Nara yang melihat interaksi antara Aina dan Vannesha yang notabenenya merupakan kedua sahabatnya yang berasal dari kota Tokyo, Jepang serta dari kota Jakarta, Indonesia pun hanya bisa menggeleng-gelengkan kepalanya sendiri.


Nara bahkan tak menyangka bahwa Aina dan Vannesha yang notabenenya merupakan kedua sahabatnya yang memiliki sifat dan karakter yang terbilang sangatlah mirip tersebut bisa bertemu secara langsung melalui perantara Olimpiade tingkat Internasional seperti ini.
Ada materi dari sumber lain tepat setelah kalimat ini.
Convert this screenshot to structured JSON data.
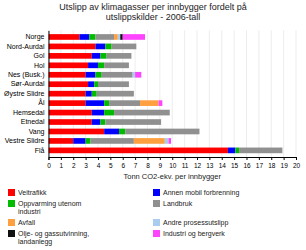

"Jitsuwa watashi no 2-ri no shin'yūdeari, kono yōna seikaku ya seikaku o motte iru Aina to vu~an'nesha ga, konkai no yō ni kokusai orinpikku no chūkai o tsūjite chokusetsu aeru to wa omotte imasendeshita. Soshite, koreha futago ga yūjō no kizuna de issho ni kuru toki ni sore ga dono yō ni okoru kadesu. Mondai no futago wa, Aina ya vu~an'nesha no yōna tokuchō ya kosei no kanten kara mita futagodesu. (Aku bahkan masih tidak menyangka bahwa Aina dan Vannesha yang notabenenya merupakan kedua sahabatku yang memiliki sifat dan karakter yang terbilang sangatlah mirip seperti ini bisa bertemu secara langsung melalui perantara Olimpiade tingkat Internasional seperti pada saat ini. Dan beginilah jadinya ketika si kembar bersatu dalam sebuah ikatan persahabatan. Si kembar yang di maksud adalah kembar melalui sudut pandang sifat dan kepribadian seperti Aina dan Vannesha ini)" batin Nara yang di tujukan kepada Aina dan Vannesha yang notabenenya merupakan kedua sahabatnya yang berasal dari kota Tokyo, Jepang serta yang berasal dari kota Jakarta, Indonesia tersebut sembari dengan perlahan-lahan menyunggingkan sebuah senyuman kecil di wajahnya yang cantik tersebut.